Gary Gramling, Senior Editor, Sports Illustrated
Looking at this roster, I can appreciate that even East Rutherford United will neither create pressure off the edges nor cover anyone (James Bradberry is fine, Marcus Maye is ... decent, Logan Ryan ... is versatile?). So they'll give up a million points; the question becomes whether they can protect Daniel Jones well enough to have a functional offense, and that line looks serviceable enough. In my timeline of the multiverse, I'm putting Evan Engram and Sterling Shepard on the field instead of the Smiths (Kaden and Jeff)—Slayton will stretch the field, and you’ve got two reliable underneath/intermediate route-runners and a chess piece in Engram. Give me Adam Gase running the offense with that personnel, and Patrick Graham running the defense, and we'll go 5-11.
Mitch Goldich, Writer/Editor, Sports Illustrated
I think this team is in some trouble. This is the NFL in 2020; an average defense doesn’t help you much. If you’re not great on D, you better be ready to outscore teams, and I’m not worried about this offense doing that at all. This team has below-average quarterback play (this year, at least) and weak weapons. Also, the Giants play in the NFC East but otherwise have a tough schedule. They play the AFC North and NFC West, which means a better-than-many-expected-so-far Bengals plus seven good teams. And they’ll still be underdogs against the Eagles and Cowboys twice. I like the comedy of two of America’s favorite punching bags, Adam Gase and Jason Garrett, taking turns running the offense. Maybe Joe Judge can have them doing old XFL-style coin tosses each quarter for control. That would be the highlight of a, let’s say, five-win season.
Albert Breer, Senior Writer, Sports Illustrated
Can I put Sam Darnold in? Also, can we put Golden Tate or Sterling Shepard in? Le'Veon Bell? If so, and assuming we can't heal Saquon Barkley or get C.J. Mosley to play, I'm thinking (self-appointed) Coach Breer can get this group to seven wins or so. Corner's a problem. I'm not sure we can rush the passer. And the skill positions, as GM Conor Orr has them laid out, are still an issue. Plus, I'm not sure some of the guys Orr ordered to the bench are going to take too kindly to it, so culture could be an issue, too. But the offensive line's O.K., the interior defensive line's O.K., and the quarterback (with good protection) is good enough to scratch out some wins. Especially with the kind of coaching they'll get in this scenario.
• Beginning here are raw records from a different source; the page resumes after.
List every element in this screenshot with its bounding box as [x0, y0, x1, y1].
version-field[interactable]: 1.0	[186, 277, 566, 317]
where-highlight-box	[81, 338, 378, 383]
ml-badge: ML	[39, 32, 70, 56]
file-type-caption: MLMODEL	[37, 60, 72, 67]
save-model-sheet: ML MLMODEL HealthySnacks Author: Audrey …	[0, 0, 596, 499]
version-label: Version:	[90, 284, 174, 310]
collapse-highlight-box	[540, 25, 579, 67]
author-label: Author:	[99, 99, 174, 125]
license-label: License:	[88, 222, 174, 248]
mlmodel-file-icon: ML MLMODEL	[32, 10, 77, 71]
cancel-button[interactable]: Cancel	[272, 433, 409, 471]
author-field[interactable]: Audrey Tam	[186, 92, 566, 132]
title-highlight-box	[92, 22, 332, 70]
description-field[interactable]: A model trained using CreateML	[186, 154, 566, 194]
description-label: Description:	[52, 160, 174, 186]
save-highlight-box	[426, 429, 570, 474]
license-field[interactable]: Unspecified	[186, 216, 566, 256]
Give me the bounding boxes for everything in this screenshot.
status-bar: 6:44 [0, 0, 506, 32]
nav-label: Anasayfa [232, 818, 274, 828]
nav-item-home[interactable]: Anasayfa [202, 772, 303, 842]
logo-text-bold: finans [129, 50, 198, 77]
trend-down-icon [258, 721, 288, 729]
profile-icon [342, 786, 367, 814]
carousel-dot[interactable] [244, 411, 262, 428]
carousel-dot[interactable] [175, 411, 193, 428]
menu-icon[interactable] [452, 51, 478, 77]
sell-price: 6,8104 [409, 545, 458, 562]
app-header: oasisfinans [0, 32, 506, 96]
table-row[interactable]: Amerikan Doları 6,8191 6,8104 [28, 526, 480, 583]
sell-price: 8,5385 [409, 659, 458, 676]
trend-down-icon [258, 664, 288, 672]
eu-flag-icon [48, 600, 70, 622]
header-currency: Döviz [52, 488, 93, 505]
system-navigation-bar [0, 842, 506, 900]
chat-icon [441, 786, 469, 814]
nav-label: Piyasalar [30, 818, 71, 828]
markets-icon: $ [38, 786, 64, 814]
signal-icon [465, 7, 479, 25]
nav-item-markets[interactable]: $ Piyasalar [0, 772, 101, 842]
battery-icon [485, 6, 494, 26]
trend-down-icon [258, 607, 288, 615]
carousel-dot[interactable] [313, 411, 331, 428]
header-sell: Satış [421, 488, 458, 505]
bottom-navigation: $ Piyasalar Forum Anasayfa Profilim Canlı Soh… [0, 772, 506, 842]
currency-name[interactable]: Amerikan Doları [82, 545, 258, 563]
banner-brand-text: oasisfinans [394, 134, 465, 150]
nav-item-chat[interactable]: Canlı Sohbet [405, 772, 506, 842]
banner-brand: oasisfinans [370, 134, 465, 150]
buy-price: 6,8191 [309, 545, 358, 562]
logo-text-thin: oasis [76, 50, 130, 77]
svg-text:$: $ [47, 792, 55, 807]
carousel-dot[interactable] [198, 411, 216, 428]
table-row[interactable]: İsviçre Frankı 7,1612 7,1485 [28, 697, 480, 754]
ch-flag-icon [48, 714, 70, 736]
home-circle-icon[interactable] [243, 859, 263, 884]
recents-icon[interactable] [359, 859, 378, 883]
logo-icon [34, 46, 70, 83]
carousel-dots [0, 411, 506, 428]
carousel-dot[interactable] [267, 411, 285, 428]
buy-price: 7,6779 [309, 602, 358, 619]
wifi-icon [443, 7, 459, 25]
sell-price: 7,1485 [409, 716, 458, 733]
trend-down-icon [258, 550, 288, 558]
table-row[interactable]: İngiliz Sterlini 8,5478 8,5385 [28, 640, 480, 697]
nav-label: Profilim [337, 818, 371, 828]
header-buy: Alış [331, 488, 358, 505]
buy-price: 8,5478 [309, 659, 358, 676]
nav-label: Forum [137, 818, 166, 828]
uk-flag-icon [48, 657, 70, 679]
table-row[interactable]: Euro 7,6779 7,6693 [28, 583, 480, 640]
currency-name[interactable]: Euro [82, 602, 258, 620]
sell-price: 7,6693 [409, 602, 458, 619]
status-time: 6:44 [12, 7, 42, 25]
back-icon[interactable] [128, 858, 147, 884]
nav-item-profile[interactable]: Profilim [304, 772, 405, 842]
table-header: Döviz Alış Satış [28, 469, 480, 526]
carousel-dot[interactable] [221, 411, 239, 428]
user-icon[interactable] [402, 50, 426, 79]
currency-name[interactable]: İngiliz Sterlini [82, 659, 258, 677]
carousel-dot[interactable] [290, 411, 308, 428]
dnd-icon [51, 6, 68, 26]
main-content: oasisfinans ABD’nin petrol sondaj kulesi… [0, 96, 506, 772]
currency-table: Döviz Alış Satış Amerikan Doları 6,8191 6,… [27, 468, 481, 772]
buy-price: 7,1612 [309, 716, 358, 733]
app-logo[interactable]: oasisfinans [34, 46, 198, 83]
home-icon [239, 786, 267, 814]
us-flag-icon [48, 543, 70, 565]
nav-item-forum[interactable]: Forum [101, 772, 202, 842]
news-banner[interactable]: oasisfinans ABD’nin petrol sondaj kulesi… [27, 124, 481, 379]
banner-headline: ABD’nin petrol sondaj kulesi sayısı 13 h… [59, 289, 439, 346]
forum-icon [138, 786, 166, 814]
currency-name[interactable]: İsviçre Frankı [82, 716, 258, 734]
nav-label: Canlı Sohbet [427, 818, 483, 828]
Unsatisfied with mere conjecture, we turned to the hard science. On Thursday night, I phoned 13-year-old Anthony Lucarelli, a Madden savant, who quickly fired up his Xbox and imported this roster into the game.
He had just one question: “Should I turn off injuries?”
Lucarelli faced a few hiccups. For example, Jeff Smith was not in his version of the game so we swapped in Golden Tate. He noted that “The Madden sim is so bad sometimes. The Bears or the Browns usually win the Super Bowl.”
Reservations aside, he plowed ahead and aligned the Gets defense so that all our personnel would be on the field at the same time. I had assumed this process would take hours, given that my last experience with Madden was back in 2014. He had the results to me within 30 minutes.
The result? 3–13. Take that, Breer.
So it goes. If you look on the bright side, the way these two teams are playing, one of them might end up in a position to draft Clemson star quarterback Trevor Lawrence in a few months. Maybe then combining the two rosters will be a little less gloomy.